In merito al bene di cui al settore 8, secondo l’elencazione compiuta nella CTU, la Corte di merito ha rilevato che in epoca, evidentemente, anteriore all’acquisto da parte del C. dell’appartamento di cui all’interno 1, il locale de quo, della superficie di circa mq. 28, era stato accorpato al primo, dando vita ad un’unità catastale riportata al subalterno n. 13, che era stata acquistata dal C..

Trattandosi quindi di vicenda che ha preceduto lo stesso acquisto da parte del C., risulta evidente che la mancata indicazione nel titolo di provenienza anche della vecchia indicazione catastale del locale de quo, o la sua autonoma individuazione non appaiano decisive ai fini della fondatezza della tesi dei ricorrenti, posto che era sufficiente la mera menzione degli elementi identificativi del bene, quale risultante dall’avvenuta annessione.

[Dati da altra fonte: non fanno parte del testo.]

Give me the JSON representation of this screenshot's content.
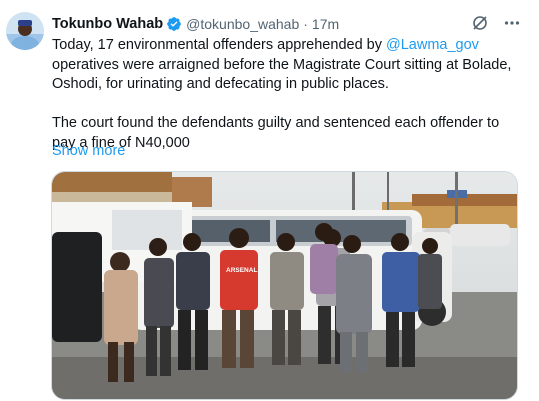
{
  "post": {
    "author": {
      "display_name": "Tokunbo Wahab",
      "handle": "@tokunbo_wahab",
      "verified": true,
      "verified_badge_color": "#1d9bf0"
    },
    "separator": "·",
    "timestamp": "17m",
    "text": {
      "line1_before_mention": "Today, 17 environmental offenders apprehended by ",
      "mention": "@Lawma_gov",
      "line1_after_mention": " operatives were arraigned before the Magistrate Court sitting at Bolade, Oshodi, for urinating and defecating in public places.",
      "paragraph2": "The court found the defendants guilty and sentenced each offender to pay a fine of N40,000"
    },
    "show_more": "Show more",
    "shirt_label": "ARSENAL",
    "icons": {
      "grok": "grok-icon",
      "more": "more-icon",
      "verified": "verified-badge-icon"
    },
    "colors": {
      "link": "#1d9bf0",
      "secondary_text": "#536471",
      "primary_text": "#0f1419"
    }
  }
}
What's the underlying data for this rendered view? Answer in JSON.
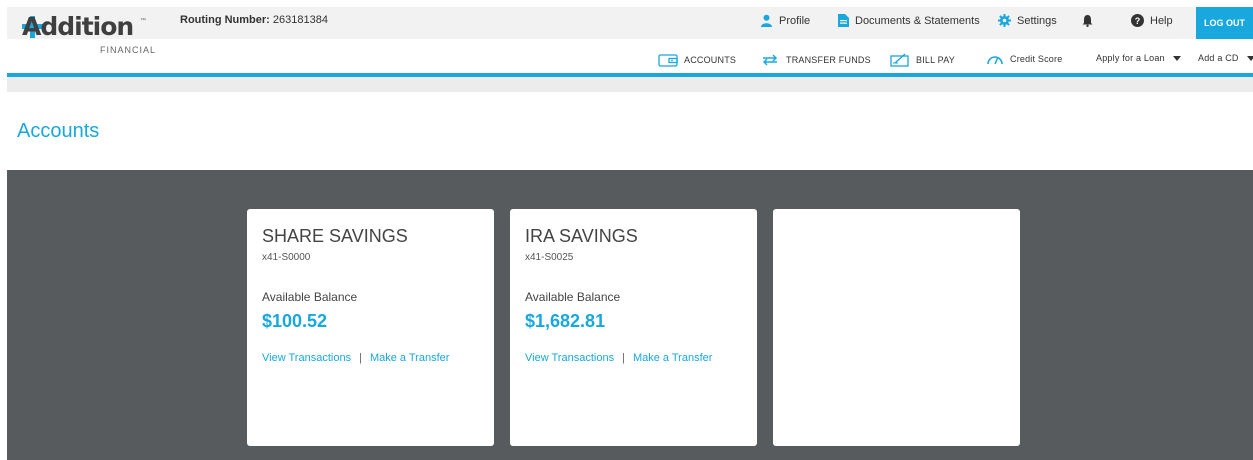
{
  "brand": {
    "logo_word": "Addition",
    "logo_sub": "FINANCIAL",
    "logo_tm": "™",
    "accent_color": "#19a8dd",
    "dark_color": "#585b5e"
  },
  "topbar": {
    "routing_label": "Routing Number:",
    "routing_value": "263181384",
    "links": {
      "profile": "Profile",
      "documents": "Documents & Statements",
      "settings": "Settings",
      "help": "Help",
      "logout": "LOG OUT"
    },
    "icons": [
      "user-icon",
      "document-icon",
      "gear-icon",
      "bell-icon",
      "help-icon"
    ]
  },
  "nav": {
    "accounts": "ACCOUNTS",
    "transfer": "TRANSFER FUNDS",
    "billpay": "BILL PAY",
    "credit": "Credit Score",
    "loan": "Apply for a Loan",
    "cd": "Add a CD"
  },
  "page": {
    "title": "Accounts"
  },
  "cards": [
    {
      "name": "SHARE SAVINGS",
      "number": "x41-S0000",
      "balance_label": "Available Balance",
      "balance": "$100.52",
      "link_transactions": "View Transactions",
      "link_separator": "|",
      "link_transfer": "Make a Transfer"
    },
    {
      "name": "IRA SAVINGS",
      "number": "x41-S0025",
      "balance_label": "Available Balance",
      "balance": "$1,682.81",
      "link_transactions": "View Transactions",
      "link_separator": "|",
      "link_transfer": "Make a Transfer"
    }
  ]
}
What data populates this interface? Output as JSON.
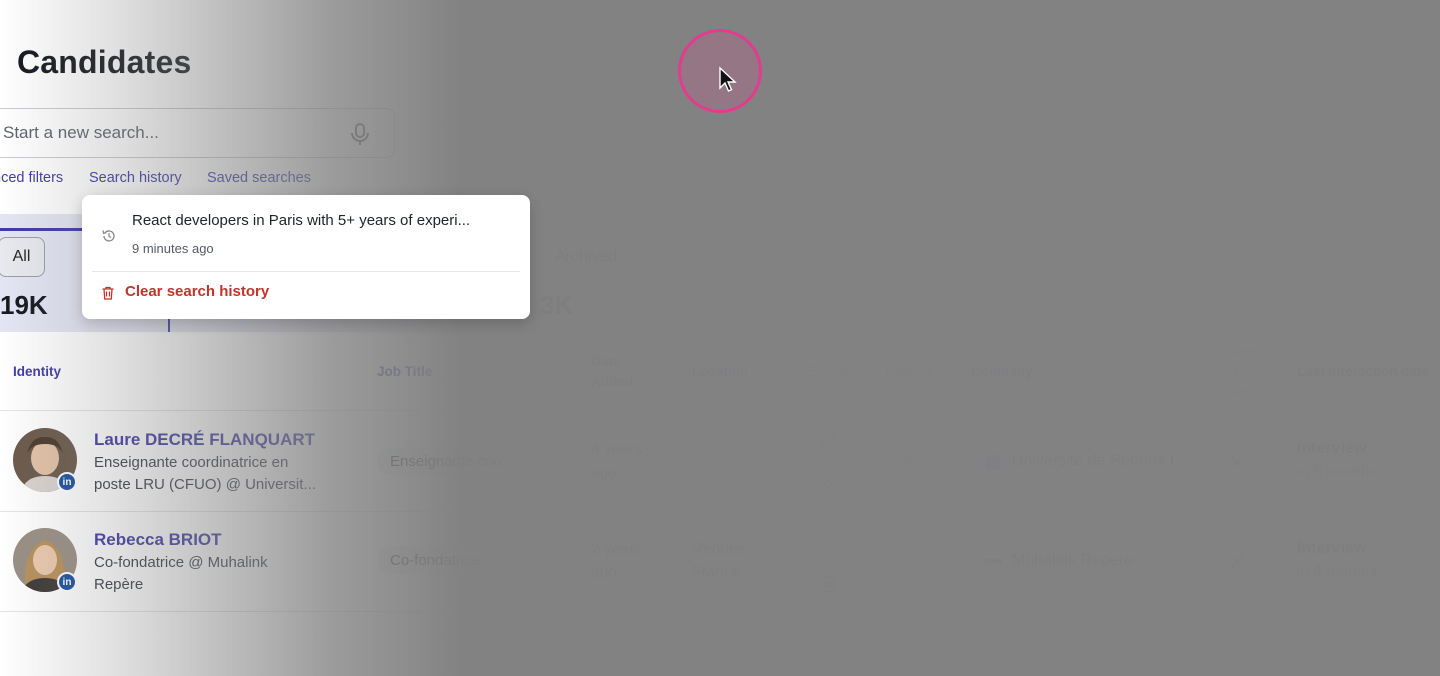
{
  "page": {
    "title": "Candidates"
  },
  "search": {
    "placeholder": "Start a new search..."
  },
  "links": {
    "advanced_filters": "Advanced filters",
    "search_history": "Search history",
    "saved_searches": "Saved searches"
  },
  "tabs": {
    "all": {
      "label": "All",
      "count": "19K"
    },
    "archived": {
      "label": "Archived",
      "count": "3K"
    }
  },
  "table": {
    "headers": {
      "identity": "Identity",
      "job_title": "Job Title",
      "date_added_1": "Date",
      "date_added_2": "Added",
      "location": "Location",
      "emails": "Emails",
      "phones": "Phones",
      "company": "Company",
      "open_to_work_1": "Open",
      "open_to_work_2": "to",
      "open_to_work_3": "work",
      "last_interaction": "Last interaction date"
    },
    "rows": [
      {
        "name": "Laure DECRÉ FLANQUART",
        "headline_1": "Enseignante coordinatrice en",
        "headline_2": "poste LRU (CFUO) @ Universit...",
        "job_title": "Enseignante coo...",
        "date_added_1": "4 years",
        "date_added_2": "ago",
        "location_1": "",
        "location_2": "",
        "company": "Université de Rennes I",
        "interaction_type": "Interview",
        "interaction_when": "in 6 months"
      },
      {
        "name": "Rebecca BRIOT",
        "headline_1": "Co-fondatrice @ Muhalink",
        "headline_2": "Repère",
        "job_title": "Co-fondatrice",
        "date_added_1": "2 years",
        "date_added_2": "ago",
        "location_1": "Rennes,",
        "location_2": "France",
        "company": "Muhalink Repère",
        "interaction_type": "Interview",
        "interaction_when": "in 4 months"
      }
    ]
  },
  "history_popover": {
    "query": "React developers in Paris with 5+ years of experi...",
    "time": "9 minutes ago",
    "clear_label": "Clear search history"
  },
  "colors": {
    "accent": "#3f3aa8",
    "danger": "#c0352b",
    "cursor_ring": "#e13c8d"
  }
}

Pertanto, accolto il secondo motivo, assorbito il primo e rigettato il terzo, la sentenza impugnata deve essere cassata in relazione al motivo accolto, con rinvio ad altra Sezione della Corte d’Appello di Roma che provvederà anche sulle spese del presente giudizio.

P.Q.M.

Accoglie il secondo motivo, rigetta il terzo ed assorbito il primo, cassa la sentenza impugnata con rinvio alla Corte d’Appello di Roma in diversa composizione che provvederà anche sulle spese del presente giudizio.

Così deciso in Roma, nella Camera di consiglio, il 11 dicembre 2019.